Sunday, November 16, 2008

Goodbye to an Other place

I have written before, albeit without much insight, into the nature of Internet friendship, at least in the world of blogging. MySpace and Facebook (and, maybe, Twitter) strike me as somewhat different, and I'm sure reams of paper will be written about how they've changed human relationships, and we're probably not long from seeing a PhD in "Social Networking."

In blogs, though, there is not necessarily the symmetry of "I look at yours, you look at mine." There can be that kind of interaction (I never miss a post by Citizen Carrie, and I'm sure she never misses one of mine - well, not sure, exactly, but there is a level of interactivity there that may not rival the really cool aspects of Facebook, but means somethign to me). There are correspondents who become regulars in the comments section; mine tend to be more sporadic, but they are familiar.

But I think that level of interaction is dropping, that most of us have a one-way relationship with the blogs we read. If I read a post on Robert Reich's blog, I'll probably find it interesting, I may even feel compelled to leave a comment, but I'm under no illusion that he will respond. It would be foolish for me to believe that, and were I to start, there would be a kind of stalkerish thing going there.

Some would say that a community springs up around a popular blog, even if the protagonist never makes an appearance beyond the initial post. Personally, I've found that limited; too many good threads disappear beneath the waves of uninformed mush (my favorite: "I'm first") that sweep over most comment sites.

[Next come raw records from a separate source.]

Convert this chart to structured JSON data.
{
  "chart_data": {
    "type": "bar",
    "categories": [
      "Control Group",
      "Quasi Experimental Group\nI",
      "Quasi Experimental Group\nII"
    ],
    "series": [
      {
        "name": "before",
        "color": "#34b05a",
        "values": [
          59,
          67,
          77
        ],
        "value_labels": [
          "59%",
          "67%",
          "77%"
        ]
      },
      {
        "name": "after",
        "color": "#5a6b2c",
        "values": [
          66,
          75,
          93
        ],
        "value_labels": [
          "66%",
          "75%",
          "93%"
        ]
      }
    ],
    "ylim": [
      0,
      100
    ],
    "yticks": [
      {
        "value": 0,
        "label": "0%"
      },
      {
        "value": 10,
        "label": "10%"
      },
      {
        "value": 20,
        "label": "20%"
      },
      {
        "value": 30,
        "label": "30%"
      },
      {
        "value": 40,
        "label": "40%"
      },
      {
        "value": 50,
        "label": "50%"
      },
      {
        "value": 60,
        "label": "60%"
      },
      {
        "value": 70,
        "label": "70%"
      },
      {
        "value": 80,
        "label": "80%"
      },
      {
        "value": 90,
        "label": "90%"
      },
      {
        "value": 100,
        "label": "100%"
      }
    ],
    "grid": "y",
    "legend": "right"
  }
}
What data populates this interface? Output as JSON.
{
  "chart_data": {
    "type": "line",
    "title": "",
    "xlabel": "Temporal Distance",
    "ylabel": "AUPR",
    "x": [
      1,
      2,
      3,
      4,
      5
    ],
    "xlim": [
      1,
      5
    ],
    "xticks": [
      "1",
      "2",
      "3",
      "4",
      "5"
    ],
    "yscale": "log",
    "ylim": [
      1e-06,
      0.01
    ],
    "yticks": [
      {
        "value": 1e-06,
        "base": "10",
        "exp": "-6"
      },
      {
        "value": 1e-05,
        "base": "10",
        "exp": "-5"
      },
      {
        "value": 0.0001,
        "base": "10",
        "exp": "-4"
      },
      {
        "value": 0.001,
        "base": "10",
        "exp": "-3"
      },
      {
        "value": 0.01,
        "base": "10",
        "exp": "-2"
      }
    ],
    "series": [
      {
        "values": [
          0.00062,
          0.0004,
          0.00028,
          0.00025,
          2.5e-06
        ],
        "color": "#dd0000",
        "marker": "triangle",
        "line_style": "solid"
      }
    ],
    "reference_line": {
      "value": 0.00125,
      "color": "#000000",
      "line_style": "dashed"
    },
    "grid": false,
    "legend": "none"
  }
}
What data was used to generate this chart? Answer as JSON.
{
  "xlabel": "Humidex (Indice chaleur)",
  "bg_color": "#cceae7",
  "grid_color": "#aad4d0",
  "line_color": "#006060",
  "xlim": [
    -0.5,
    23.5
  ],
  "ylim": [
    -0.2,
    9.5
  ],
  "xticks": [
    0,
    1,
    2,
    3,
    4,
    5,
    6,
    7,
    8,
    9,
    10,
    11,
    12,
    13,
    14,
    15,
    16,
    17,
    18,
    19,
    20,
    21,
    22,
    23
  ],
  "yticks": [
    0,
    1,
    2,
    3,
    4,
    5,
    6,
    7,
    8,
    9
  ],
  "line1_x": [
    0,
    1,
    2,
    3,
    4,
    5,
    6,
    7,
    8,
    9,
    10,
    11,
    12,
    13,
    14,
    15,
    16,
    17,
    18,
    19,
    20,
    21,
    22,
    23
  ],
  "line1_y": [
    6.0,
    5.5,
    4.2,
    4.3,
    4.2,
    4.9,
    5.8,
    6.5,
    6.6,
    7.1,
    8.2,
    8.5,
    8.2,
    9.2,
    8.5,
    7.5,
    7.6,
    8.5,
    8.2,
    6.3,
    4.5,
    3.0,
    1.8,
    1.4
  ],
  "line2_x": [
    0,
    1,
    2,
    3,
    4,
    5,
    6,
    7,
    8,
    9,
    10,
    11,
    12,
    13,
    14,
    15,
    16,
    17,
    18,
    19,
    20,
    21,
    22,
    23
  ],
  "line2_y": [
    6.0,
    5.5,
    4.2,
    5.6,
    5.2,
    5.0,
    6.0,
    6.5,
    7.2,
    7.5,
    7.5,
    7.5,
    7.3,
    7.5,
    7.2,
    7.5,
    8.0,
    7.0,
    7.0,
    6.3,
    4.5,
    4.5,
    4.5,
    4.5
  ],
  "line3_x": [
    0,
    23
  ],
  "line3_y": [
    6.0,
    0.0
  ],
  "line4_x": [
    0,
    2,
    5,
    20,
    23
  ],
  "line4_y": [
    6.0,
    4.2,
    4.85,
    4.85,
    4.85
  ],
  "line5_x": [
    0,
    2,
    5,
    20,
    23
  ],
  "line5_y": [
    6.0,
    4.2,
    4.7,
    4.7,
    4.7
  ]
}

Nonetheless, we start to regard most of the blogs we read the way we look at a favorite magazine or newspaper columnist. They inhabit a certain space in us, and we come to count on them being there. We know the feeling when a news anchor retires, or a favorite show goes off the air. We miss those people, even though we never actually knew them; in many cases, they're completely fictional (one could make a point that, from our standpoint, the likes of a Robert Reich or a Walter Cronkite are fictional, that they have no form in our minds other than their writing or their on-screen presence, and therefore exist in no more real sense than Beowulf or Jack Reacher, but I'm not going to try to make that philosophical argument today).

That is all preface to my offering a farewell to the folks behind one of my Other places of interest (just turn your head to the rigth a little), Fire Joe Morgan. Here's what I said about it back in June:
Fire Joe Morgan has become a pretty well-known site among sports aficionados, mainly for the ability of the staff to deconstruct (oxymoron alert!) "sports journalism." The name comes from the oft-held feeling that Hall of Fame baseball player Joe Morgan should stick to card shows and get off the air as a baseball commentator (though Joe Posnanski looks a little deeper here, as is his wont). At any rate, the site is snarkily entertaining, though pretty insider baseball.
There's a goodbye message, which says in part (and in parting):
Hello, everyone.

After 21 years, and almost 40 million posts (we'll have to check those numbers, but it's something like that), we have decided to bring FJM to an end.

Although we have not lost our borderline-sociopathic joy for meticulously criticizing bad sports journalism, the realities of our professional and personal lives make FJM a time/work luxury we can no longer afford.

We started this site with two purposes: to make each other laugh, and to aid and abet the Presidential campaign of Bob Barr. Although we failed in the latter goal, we gleefully succeeded in the first, and thanks to a grassroots internetty word-of-mouth kind of a deal, we appear to have positively affected the lives of actual citizens as well, which astonishes and delights us to this day. We really never thought FJM would be for anyone but us. We are thrilled and kind of humbled to have been proven wrong.
They will be missed, dak, Junior, and Ken will.

I'll leave the link up. Humor can become dated, but it can never become old.